I am using following command:
sigma convert -t splunk -p splunk_windows sigma_rules\brute_force_detection.yml

also trying with:
sigma convert -t splunk --without-pipeline sigma_rules\brute_force_detection.yml

an exception occur:
Error while conversion: Conversion result not available in rule SigmaCorrelationRule(applied_processing_items=set(), title='Multiple failed logons', id=UUID('a8418a5a-5fc4-46b5-b23b-6c73beb19d41'), name='multiple_failed_login', related=None, status=None, description='Detects multiple failed logins within a certain amount of time', references=[], tags=[], author=None, date=None, modified=None, fields=[], falsepositives=[], level=None, errors=[], source=SigmaRuleLocation(path=WindowsPath('sigma_rules/brute_force_detection.yml'), line=None, char=None), custom_attributes={'correlation': {'type': 'event_count', 'rules': ['failed_login'], 'group-by': ['User'], 'timespan': '10m', 'condition': {'gte': 10}}}, type=<SigmaCorrelationType.EVENT_COUNT: 1>, rules=[SigmaRuleReference(reference='failed_login')], generate=False, timespan=SigmaCorrelationTimespan(spec='10m', seconds=600, count=10, unit='m'), group_by=['User'], aliases=SigmaCorrelationFieldAliases(aliases={}), condition=SigmaCorrelationCondition(op=<SigmaCorrelationConditionOperator.GTE: 4>, count=10, fieldref=None, source=SigmaRuleLocation(path=WindowsPath('sigma_rules/brute_force_detection.yml'), line=None, char=None)))

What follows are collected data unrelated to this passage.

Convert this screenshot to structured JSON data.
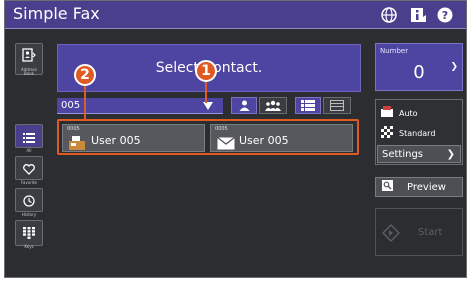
{
  "app": {
    "title": "Simple Fax"
  },
  "titlebar_icons": [
    "globe-icon",
    "info-icon",
    "help-icon"
  ],
  "sidebar": {
    "items": [
      {
        "label": "Address Book",
        "icon": "address-book-icon"
      },
      {
        "label": "All",
        "icon": "list-icon",
        "active": true
      },
      {
        "label": "Favorite",
        "icon": "heart-icon"
      },
      {
        "label": "History",
        "icon": "history-icon"
      },
      {
        "label": "Keys",
        "icon": "keypad-icon"
      }
    ]
  },
  "main": {
    "select_contact_label": "Select Contact.",
    "search": {
      "value": "005"
    },
    "view_toggles": [
      "single-user-icon",
      "group-icon",
      "list-view-icon",
      "detail-view-icon"
    ],
    "results": [
      {
        "number": "0005",
        "name": "User 005",
        "icon": "fax-icon"
      },
      {
        "number": "0005",
        "name": "User 005",
        "icon": "email-icon"
      }
    ]
  },
  "callouts": [
    {
      "label": "1"
    },
    {
      "label": "2"
    }
  ],
  "right_panel": {
    "number_label": "Number",
    "number_value": "0",
    "settings": [
      {
        "label": "Auto",
        "icon": "paper-icon"
      },
      {
        "label": "Standard",
        "icon": "resolution-icon"
      }
    ],
    "settings_button": "Settings",
    "preview_button": "Preview",
    "start_button": "Start"
  },
  "colors": {
    "accent": "#4d45a1",
    "titlebar": "#4a3f8c",
    "callout": "#e05a24",
    "background": "#2b2d31"
  }
}
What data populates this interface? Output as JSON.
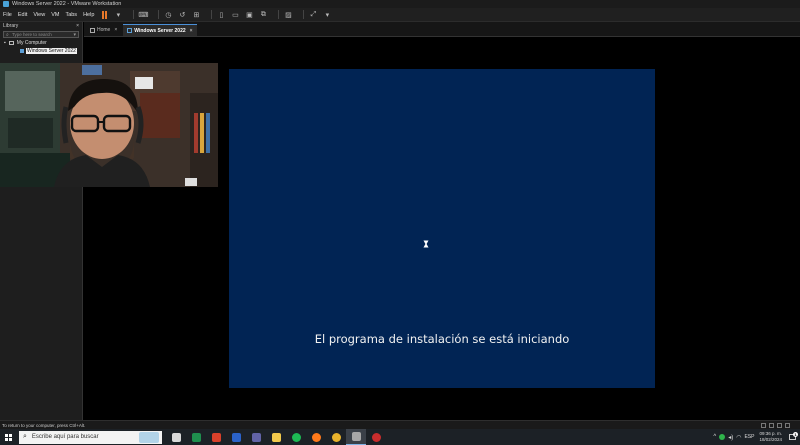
{
  "window": {
    "title": "Windows Server 2022 - VMware Workstation"
  },
  "menu": [
    "File",
    "Edit",
    "View",
    "VM",
    "Tabs",
    "Help"
  ],
  "library": {
    "header": "Library",
    "close": "×",
    "search_placeholder": "Type here to search",
    "root": "My Computer",
    "vm_item": "Windows Server 2022"
  },
  "tabs": [
    {
      "label": "Home",
      "close": "×"
    },
    {
      "label": "Windows Server 2022",
      "close": "×"
    }
  ],
  "guest": {
    "message": "El programa de instalación se está iniciando",
    "background": "#012454"
  },
  "statusbar": {
    "text": "To return to your computer, press Ctrl+Alt."
  },
  "taskbar": {
    "search_placeholder": "Escribe aquí para buscar",
    "pinned": [
      {
        "icon": "task-view-icon",
        "color": "#d9d9d9"
      },
      {
        "icon": "excel-icon",
        "color": "#1f8f4e"
      },
      {
        "icon": "fire-app-icon",
        "color": "#d9412b"
      },
      {
        "icon": "word-icon",
        "color": "#2b63c9"
      },
      {
        "icon": "teams-icon",
        "color": "#6264a7"
      },
      {
        "icon": "explorer-icon",
        "color": "#f2c94c"
      },
      {
        "icon": "spotify-icon",
        "color": "#1db954"
      },
      {
        "icon": "firefox-icon",
        "color": "#ff7a1a"
      },
      {
        "icon": "chrome-icon",
        "color": "#e9b32c"
      },
      {
        "icon": "vmware-icon",
        "color": "#a7a7a7"
      },
      {
        "icon": "record-icon",
        "color": "#c92d2d"
      }
    ],
    "lang": "ESP",
    "time": "09:36 p. m.",
    "date": "18/02/2024",
    "notifications": "1"
  }
}
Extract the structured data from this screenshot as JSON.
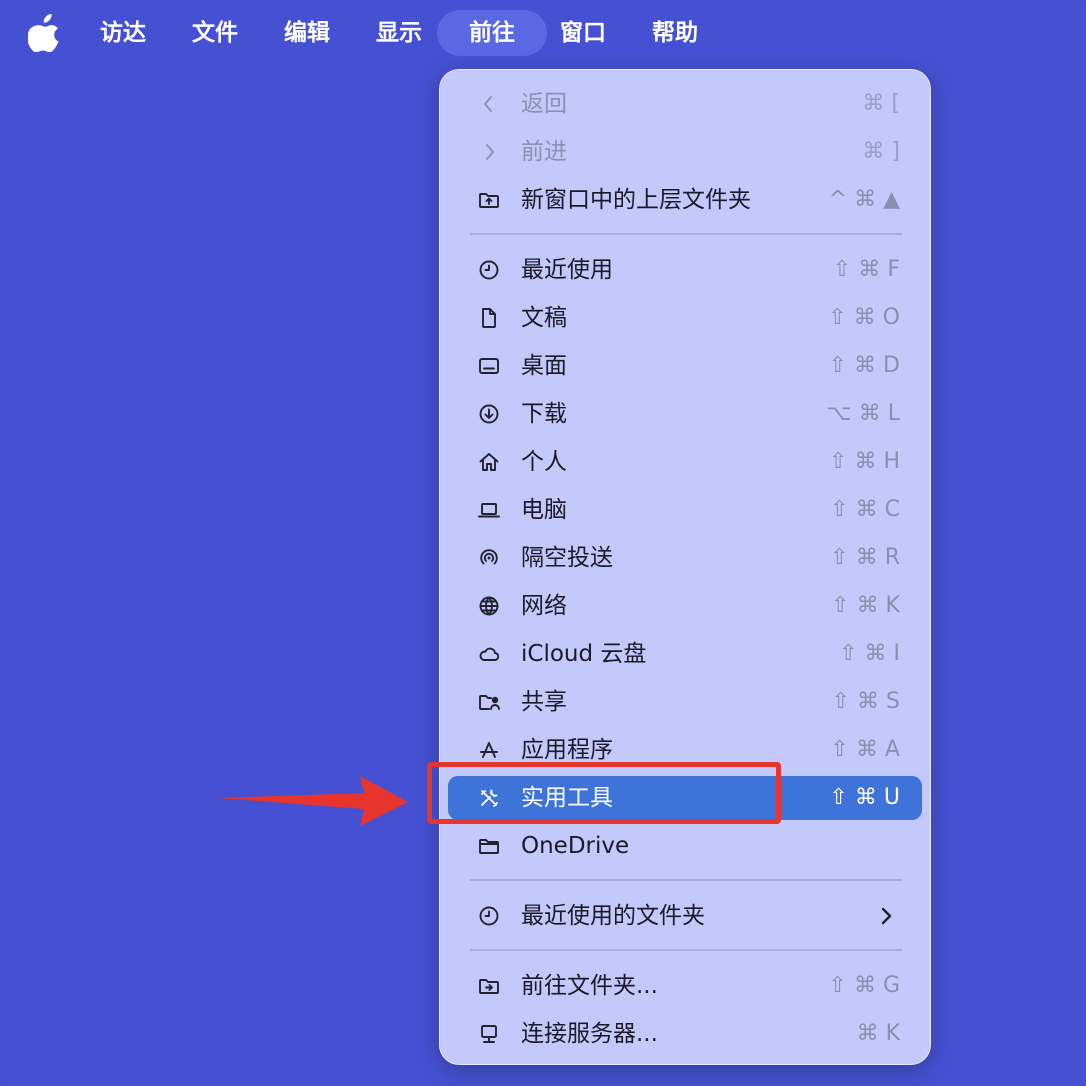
{
  "menubar": {
    "apple_icon": "apple-logo-icon",
    "items": [
      {
        "label": "访达"
      },
      {
        "label": "文件"
      },
      {
        "label": "编辑"
      },
      {
        "label": "显示"
      },
      {
        "label": "前往",
        "active": true
      },
      {
        "label": "窗口"
      },
      {
        "label": "帮助"
      }
    ]
  },
  "menu": {
    "items": [
      {
        "label": "返回",
        "shortcut": "⌘ [",
        "icon": "chevron-left-icon",
        "disabled": true
      },
      {
        "label": "前进",
        "shortcut": "⌘ ]",
        "icon": "chevron-right-icon",
        "disabled": true
      },
      {
        "label": "新窗口中的上层文件夹",
        "shortcut": "^ ⌘ ▲",
        "icon": "folder-up-icon"
      },
      {
        "label": "最近使用",
        "shortcut": "⇧ ⌘ F",
        "icon": "clock-icon"
      },
      {
        "label": "文稿",
        "shortcut": "⇧ ⌘ O",
        "icon": "document-icon"
      },
      {
        "label": "桌面",
        "shortcut": "⇧ ⌘ D",
        "icon": "desktop-icon"
      },
      {
        "label": "下载",
        "shortcut": "⌥ ⌘ L",
        "icon": "download-icon"
      },
      {
        "label": "个人",
        "shortcut": "⇧ ⌘ H",
        "icon": "home-icon"
      },
      {
        "label": "电脑",
        "shortcut": "⇧ ⌘ C",
        "icon": "laptop-icon"
      },
      {
        "label": "隔空投送",
        "shortcut": "⇧ ⌘ R",
        "icon": "airdrop-icon"
      },
      {
        "label": "网络",
        "shortcut": "⇧ ⌘ K",
        "icon": "globe-icon"
      },
      {
        "label": "iCloud 云盘",
        "shortcut": "⇧ ⌘ I",
        "icon": "cloud-icon"
      },
      {
        "label": "共享",
        "shortcut": "⇧ ⌘ S",
        "icon": "shared-folder-icon"
      },
      {
        "label": "应用程序",
        "shortcut": "⇧ ⌘ A",
        "icon": "applications-icon"
      },
      {
        "label": "实用工具",
        "shortcut": "⇧ ⌘ U",
        "icon": "tools-icon",
        "selected": true
      },
      {
        "label": "OneDrive",
        "shortcut": "",
        "icon": "folder-icon"
      },
      {
        "label": "最近使用的文件夹",
        "shortcut": "",
        "icon": "clock-icon",
        "submenu": true
      },
      {
        "label": "前往文件夹...",
        "shortcut": "⇧ ⌘ G",
        "icon": "go-folder-icon"
      },
      {
        "label": "连接服务器...",
        "shortcut": "⌘ K",
        "icon": "server-icon"
      }
    ]
  },
  "colors": {
    "background": "#4450cf",
    "menu_background": "#c3c9fa",
    "selection": "#3e73da",
    "annotation": "#e7342c"
  }
}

When I remove first correlation from file "title: Correlation - Multiple Failed Logins Followed by Successful Login" then everything goes well with output:
Parsing Sigma rules [####################################] 100%
source="WinEventLog:Security" EventCode IN (529, 4625)
| bin _time span=10m
| stats count as event_count by _time User
| search event_count >= 10
source="WinEventLog:Security" EventCode IN (528, 4624)

The same error occur when I do it in python script using pySigma:

import os.path
from sigma.collection import SigmaCollection
from sigma.backends.splunk import SplunkBackend
from sigma.pipelines.splunk import splunk_windows_pipeline

brute_force = '''
<correlation string yml>
'''
pipeline = splunk_windows_pipeline()
backend = SplunkBackend(pipeline)

rule = SigmaCollection.from_yaml(brute_force)
print("Result: " + "\n".join(backend.convert(rule)))

raise sigma_exceptions.SigmaConversionError(
sigma.exceptions.SigmaConversionError: Conversion result not available in rule SigmaCorrelationRule(applied_processing_items=set(), title='Correlation - Many failed logon', id=UUID('a8418a5a-5fc4-46b5-b23b-6c73beb19d41'), name='multiple_failed_login', related=None, status=None, description='Detects multiple failed logins within a certain amount of time', references=[], tags=[], author=None, date=None, modified=None, fields=[], falsepositives=[], level=None, errors=[], source=None, custom_attributes={'correlation': {'type': 'event_count', 'rules': ['failed_login'], 'group-by': ['User'], 'timespan': '10m', 'condition': {'gte': 10}}}, type=<SigmaCorrelationType.EVENT_COUNT: 1>, rules=[SigmaRuleReference(reference='failed_login')], generate=False, timespan=SigmaCorrelationTimespan(spec='10m', seconds=600, count=10, unit='m'), group_by=['User'], aliases=SigmaCorrelationFieldAliases(aliases={}), condition=SigmaCorrelationCondition(op=<SigmaCorrelationConditionOperator.GTE: 4>, count=10, fieldref=None, source=None))

Is there some issue with chaining correlation or I did something wrong?
I will be appreciate for help.

[thomaspatzke]

The temporal_ordered correlation type is currently not supported by the Splunk backend, therefore the conversion would fail anyways, but should fail with a different error.